Just like the election of a pope, or the announcement of the winner in some Saturday prime time family entertainment bollocks, I expect you’re all on tenterhooks wondering which disease modifying medication I’m going to plump for.
I don’t know 100%, but here’s my quick notes so far (apologies for superficiality):
Beta Interferon (Rebif, Avonex, Betaferon, etc)
– It’s a no for this as I’ve just given it up after six years. It made me extremely depressed – see Beta Interferon Blues.
Glatiramer Acetate (Copaxone)
– a big possibility. The only things against it are the injection site reactions and the daily injections.
– no greater relapse reduction than copaxone, I think, but with a few extra side effects such as hair loss, gastric nastiness etc
– a risk of some heart problems, including arhythmia and in extreme cases cardiac arrest. Also a risk of macular oedema in the eyes. It’s a no to this as I’d rather eliminate the risk completely.

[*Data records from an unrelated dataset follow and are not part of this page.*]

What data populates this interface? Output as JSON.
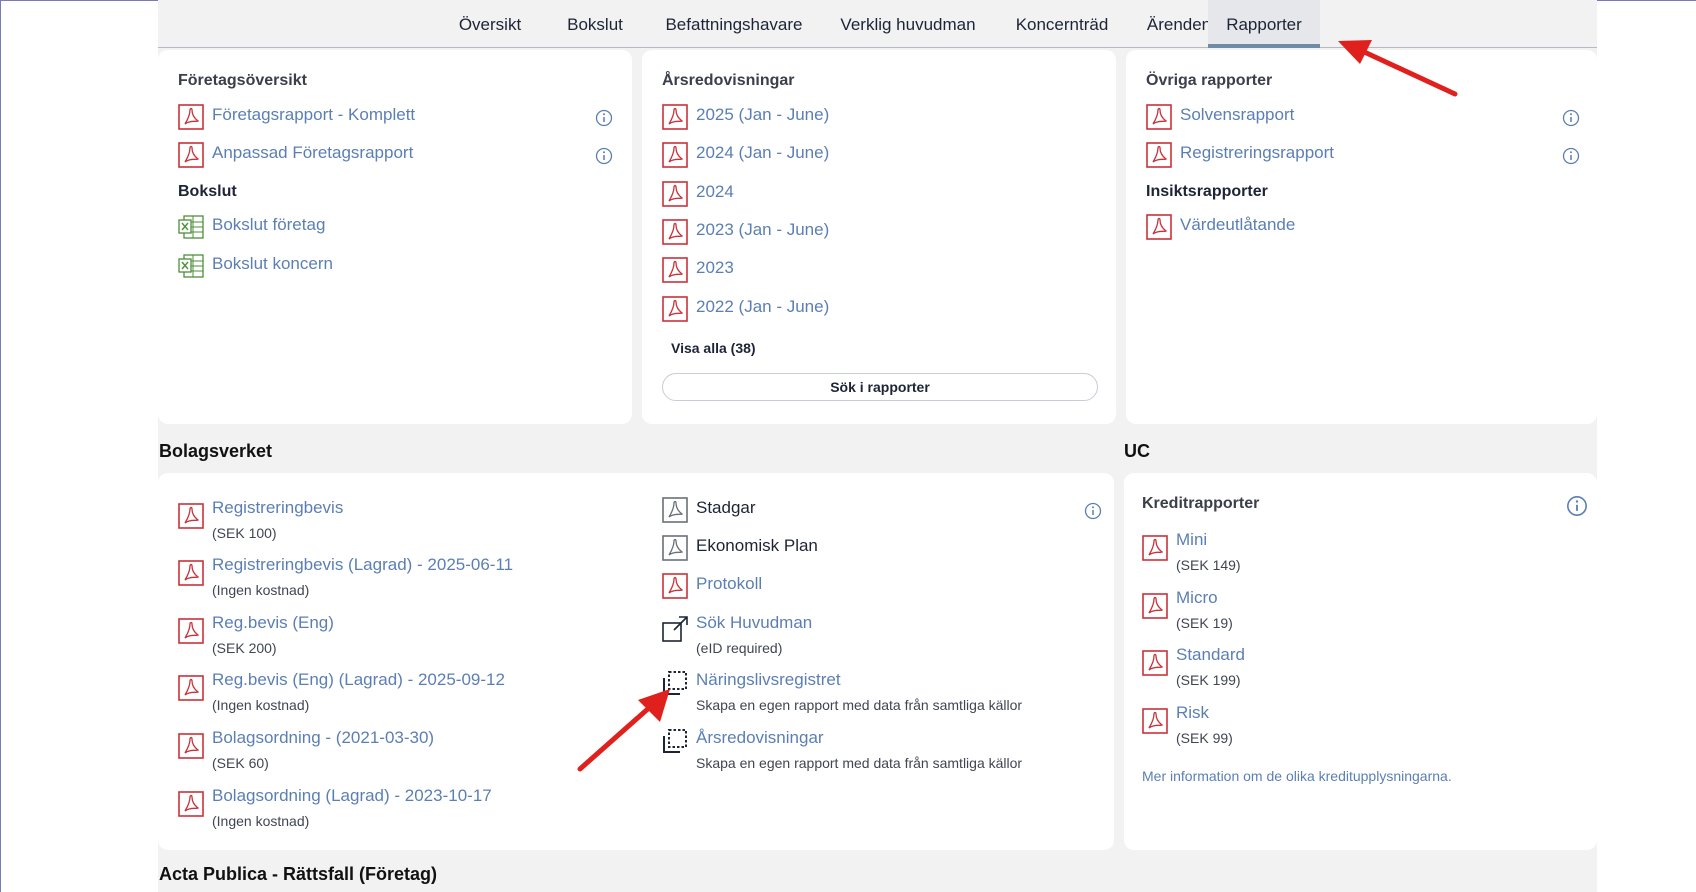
{
  "tabs": [
    "Översikt",
    "Bokslut",
    "Befattningshavare",
    "Verklig huvudman",
    "Koncernträd",
    "Ärenden",
    "Rapporter"
  ],
  "active_tab": "Rapporter",
  "foretag": {
    "heading": "Företagsöversikt",
    "items": [
      "Företagsrapport - Komplett",
      "Anpassad Företagsrapport"
    ],
    "bokslut_heading": "Bokslut",
    "bokslut_items": [
      "Bokslut företag",
      "Bokslut koncern"
    ]
  },
  "arsredovisningar": {
    "heading": "Årsredovisningar",
    "items": [
      "2025 (Jan - June)",
      "2024 (Jan - June)",
      "2024",
      "2023 (Jan - June)",
      "2023",
      "2022 (Jan - June)"
    ],
    "visa_alla": "Visa alla (38)",
    "search_button": "Sök i rapporter"
  },
  "ovriga": {
    "heading": "Övriga rapporter",
    "items": [
      "Solvensrapport",
      "Registreringsrapport"
    ],
    "insikt_heading": "Insiktsrapporter",
    "insikt_items": [
      "Värdeutlåtande"
    ]
  },
  "bolagsverket": {
    "title": "Bolagsverket",
    "left_items": [
      {
        "label": "Registreringbevis",
        "sub": "(SEK 100)"
      },
      {
        "label": "Registreringbevis (Lagrad) - 2025-06-11",
        "sub": "(Ingen kostnad)"
      },
      {
        "label": "Reg.bevis (Eng)",
        "sub": "(SEK 200)"
      },
      {
        "label": "Reg.bevis (Eng) (Lagrad) - 2025-09-12",
        "sub": "(Ingen kostnad)"
      },
      {
        "label": "Bolagsordning - (2021-03-30)",
        "sub": "(SEK 60)"
      },
      {
        "label": "Bolagsordning (Lagrad) - 2023-10-17",
        "sub": "(Ingen kostnad)"
      }
    ],
    "right_items": [
      {
        "label": "Stadgar",
        "sub": ""
      },
      {
        "label": "Ekonomisk Plan",
        "sub": ""
      },
      {
        "label": "Protokoll",
        "sub": ""
      },
      {
        "label": "Sök Huvudman",
        "sub": "(eID required)"
      },
      {
        "label": "Näringslivsregistret",
        "sub": "Skapa en egen rapport med data från samtliga källor"
      },
      {
        "label": "Årsredovisningar",
        "sub": "Skapa en egen rapport med data från samtliga källor"
      }
    ]
  },
  "uc": {
    "title": "UC",
    "heading": "Kreditrapporter",
    "items": [
      {
        "label": "Mini",
        "sub": "(SEK 149)"
      },
      {
        "label": "Micro",
        "sub": "(SEK 19)"
      },
      {
        "label": "Standard",
        "sub": "(SEK 199)"
      },
      {
        "label": "Risk",
        "sub": "(SEK 99)"
      }
    ],
    "more_link": "Mer information om de olika kreditupplysningarna."
  },
  "acta": {
    "title": "Acta Publica - Rättsfall (Företag)"
  },
  "colors": {
    "link": "#5b7fb4",
    "pdf": "#c8323a",
    "excel": "#4e8f3a",
    "accent_tab": "#6f8ca6",
    "arrow": "#e0201c"
  }
}
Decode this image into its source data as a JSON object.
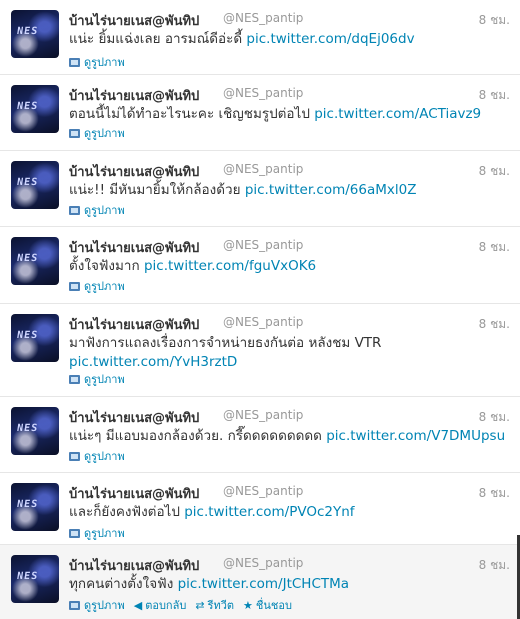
{
  "timeline": {
    "tweets": [
      {
        "name": "บ้านไร่นายเนส@พันทิป",
        "handle": "@NES_pantip",
        "time": "8 ชม.",
        "text": "แน่ะ ยิ้มแฉ่งเลย อารมณ์ดีอ่ะดี้",
        "link": "pic.twitter.com/dqEj06dv",
        "view_photo": "ดูรูปภาพ"
      },
      {
        "name": "บ้านไร่นายเนส@พันทิป",
        "handle": "@NES_pantip",
        "time": "8 ชม.",
        "text": "ตอนนี้ไม่ได้ทำอะไรนะคะ เชิญชมรูปต่อไป",
        "link": "pic.twitter.com/ACTiavz9",
        "view_photo": "ดูรูปภาพ"
      },
      {
        "name": "บ้านไร่นายเนส@พันทิป",
        "handle": "@NES_pantip",
        "time": "8 ชม.",
        "text": "แน่ะ!! มีหันมายิ้มให้กล้องด้วย",
        "link": "pic.twitter.com/66aMxl0Z",
        "view_photo": "ดูรูปภาพ"
      },
      {
        "name": "บ้านไร่นายเนส@พันทิป",
        "handle": "@NES_pantip",
        "time": "8 ชม.",
        "text": "ตั้งใจฟังมาก",
        "link": "pic.twitter.com/fguVxOK6",
        "view_photo": "ดูรูปภาพ"
      },
      {
        "name": "บ้านไร่นายเนส@พันทิป",
        "handle": "@NES_pantip",
        "time": "8 ชม.",
        "text": "มาฟังการแถลงเรื่องการจำหน่ายธงกันต่อ หลังชม VTR",
        "link": "pic.twitter.com/YvH3rztD",
        "view_photo": "ดูรูปภาพ"
      },
      {
        "name": "บ้านไร่นายเนส@พันทิป",
        "handle": "@NES_pantip",
        "time": "8 ชม.",
        "text": "แน่ะๆ มีแอบมองกล้องด้วย. กรี๊ดดดดดดดดด",
        "link": "pic.twitter.com/V7DMUpsu",
        "view_photo": "ดูรูปภาพ"
      },
      {
        "name": "บ้านไร่นายเนส@พันทิป",
        "handle": "@NES_pantip",
        "time": "8 ชม.",
        "text": "และก็ยังคงฟังต่อไป",
        "link": "pic.twitter.com/PVOc2Ynf",
        "view_photo": "ดูรูปภาพ"
      },
      {
        "name": "บ้านไร่นายเนส@พันทิป",
        "handle": "@NES_pantip",
        "time": "8 ชม.",
        "text": "ทุกคนต่างตั้งใจฟัง",
        "link": "pic.twitter.com/JtCHCTMa",
        "view_photo": "ดูรูปภาพ",
        "reply": "ตอบกลับ",
        "retweet": "รีทวีต",
        "favorite": "ชื่นชอบ"
      }
    ]
  },
  "colors": {
    "link": "#0084b4",
    "name": "#333333",
    "meta": "#999999",
    "hover_bg": "#f5f5f5"
  },
  "icons": [
    "photo-icon",
    "reply-icon",
    "retweet-icon",
    "favorite-icon"
  ]
}
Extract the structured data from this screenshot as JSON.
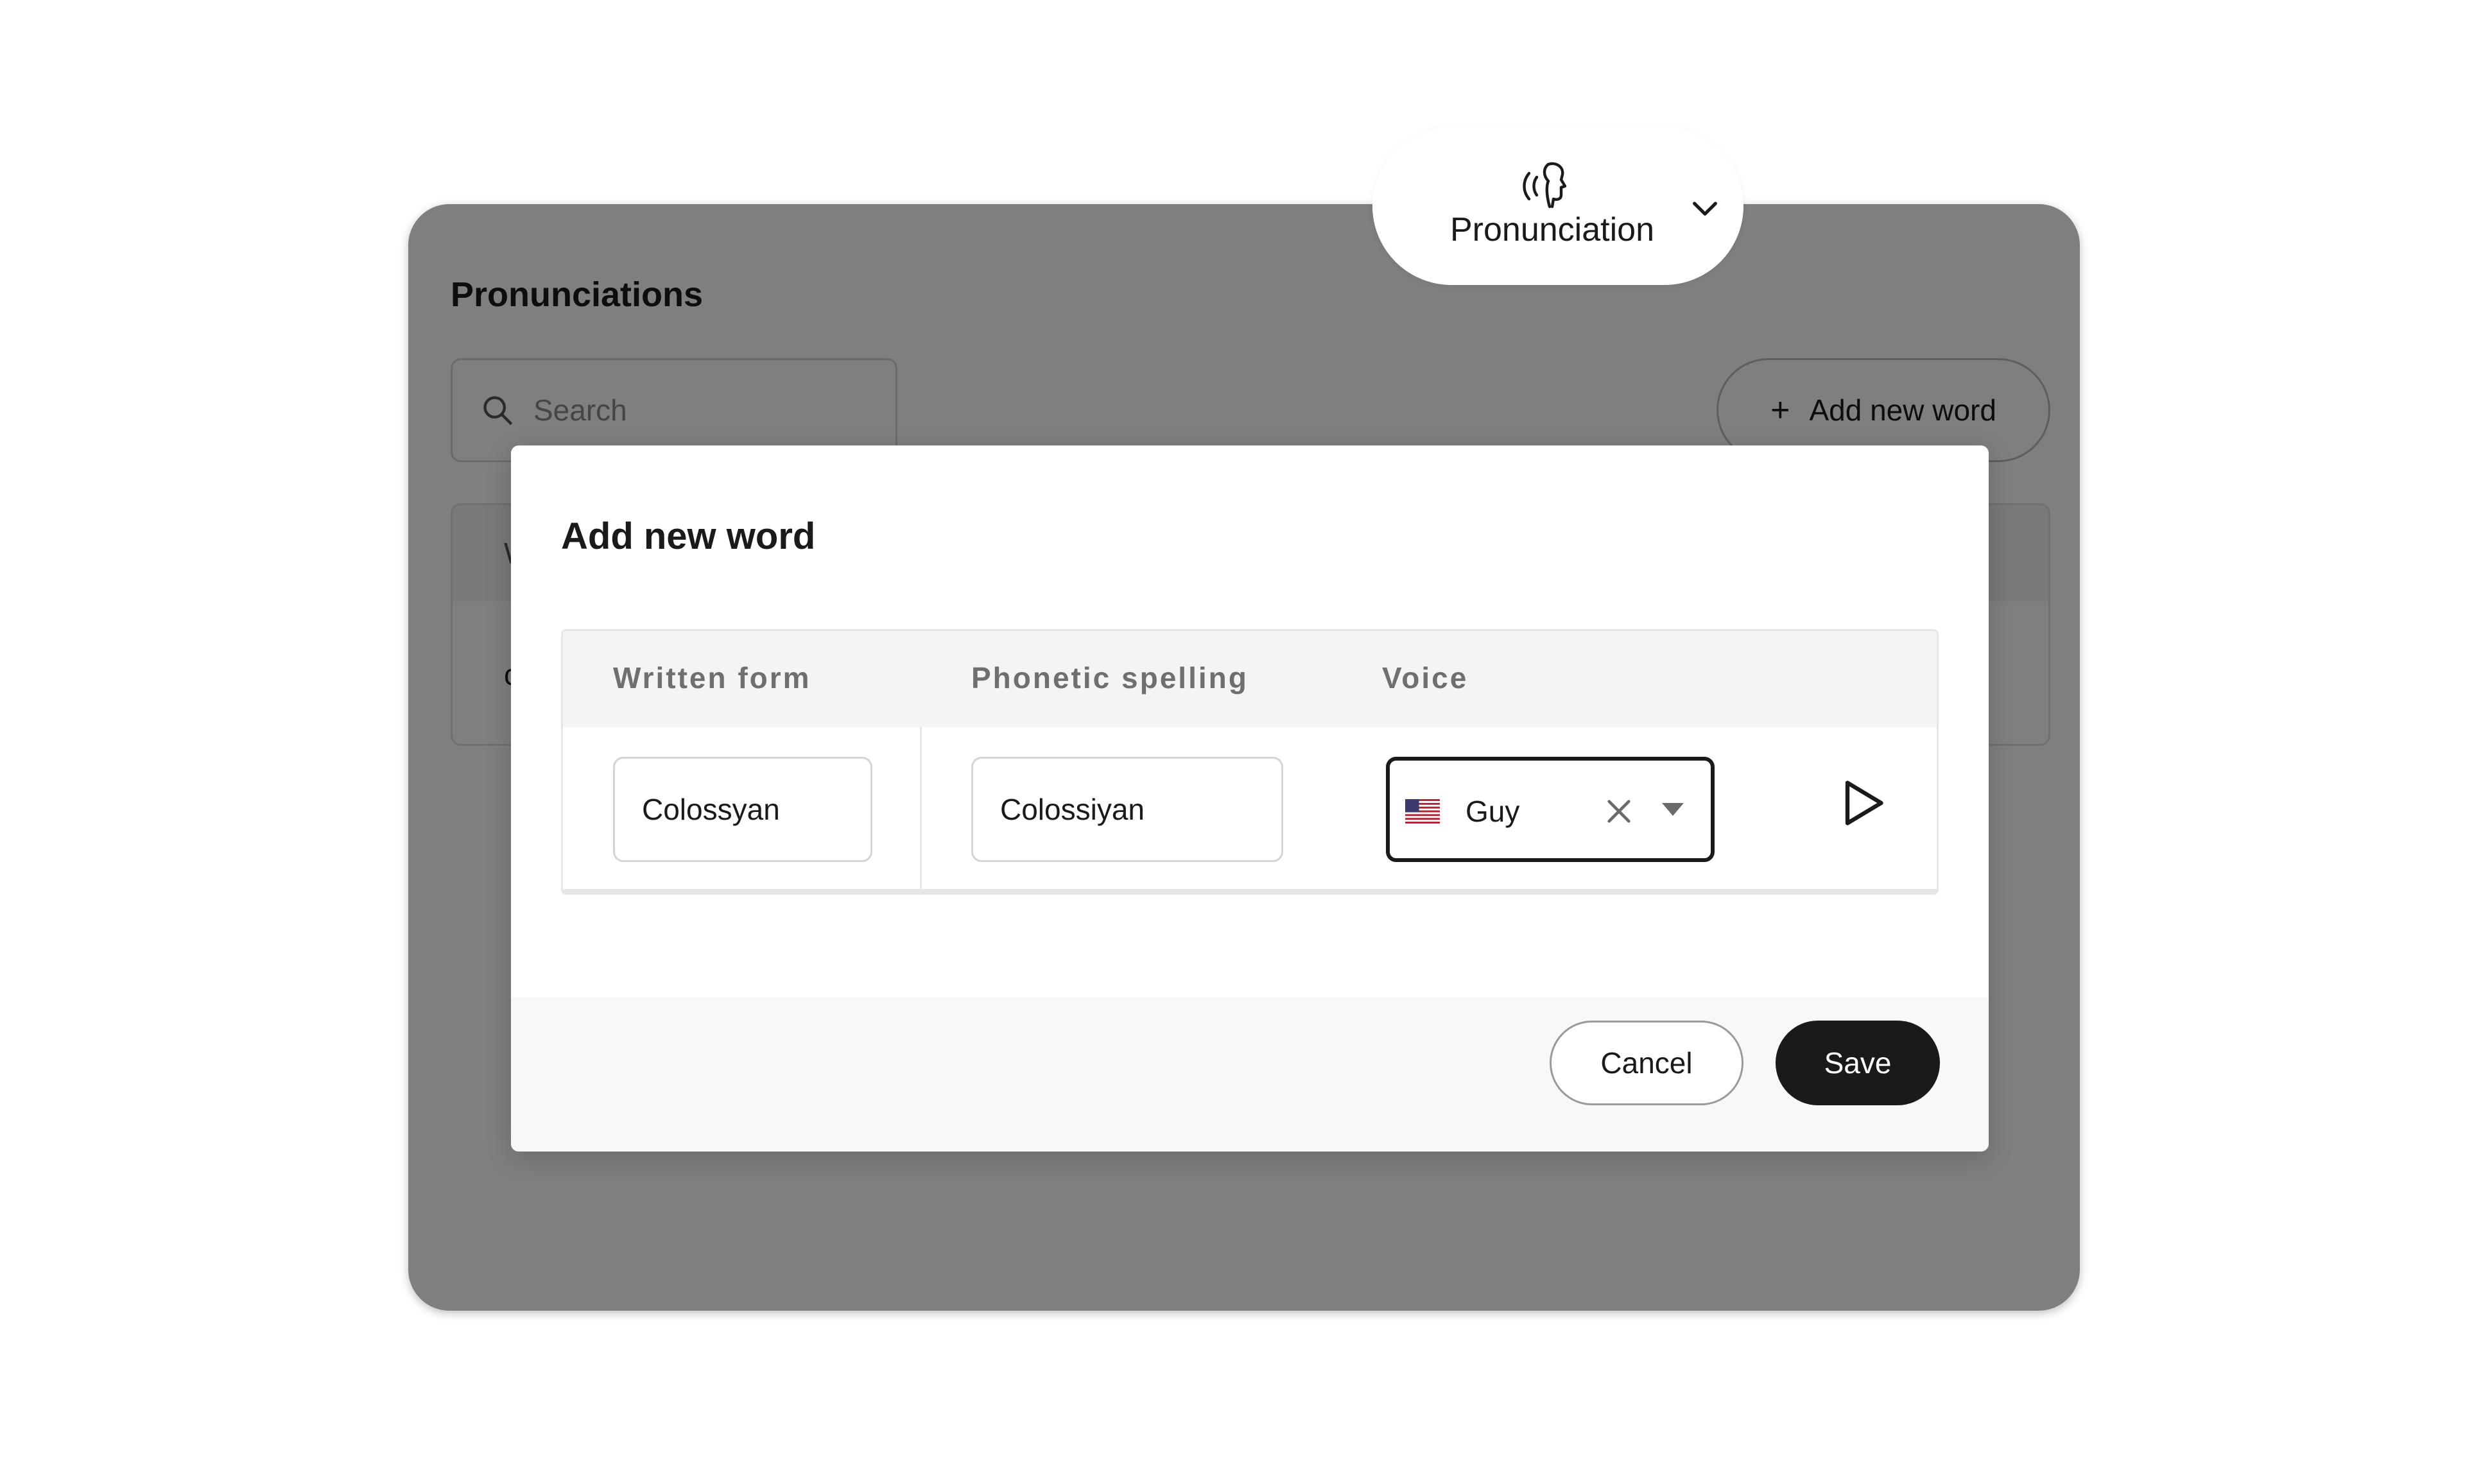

– It’s a no to this as it can make you vulnerable to infection. I am married to a teacher and I have two primary school age children. I also spend a lot of time with my hands in the earth on my allotment. I’m exposed to a lot of infections. Also there could be blood clotting and thyroid issues. Once you have the infusion, there’s no going back – it’s not like you can stop taking it.
– The brain disease PML is documented among Tysabri users, but thankfully extremely rare. I think I would only be eligible for this if I had extremely active MS anyway. I don’t fancy having infusions every four weeks – they’re not something I can do quickly and easily in the comfort of my own home.
Dimethyl Fumarate (Tecfidera)
– this is my number one choice. In trials it has reduced relapse rates by something like 45-50% and is delivered twice daily in tablet form. There are gastric side effects – nausea, diarhoea etc, but I’ve done my homework and there are coping strategies and the nastiness should wear off over time. Worth a try, I thought. There’s one little drawback: it hasn’t been approved by NICE yet, so isn’t available to NHS patients at the moment. A decision is due in August according to the NICE website.
So there you go… I have more reading to do, but at the moment, it’s Dimethyl Fumarate first, and if that doesn’t work out Glatiramer Acetate is the fall-back.
I had a wobbly moment while talking to my better half last night (lost my balance slightly as I turned round). I think she’s worried that I’m not on any meds at the moment, but I think I would’ve done that anyway. I guess whatever medication I choose doesn’t guarantee a long term improvement in conditions.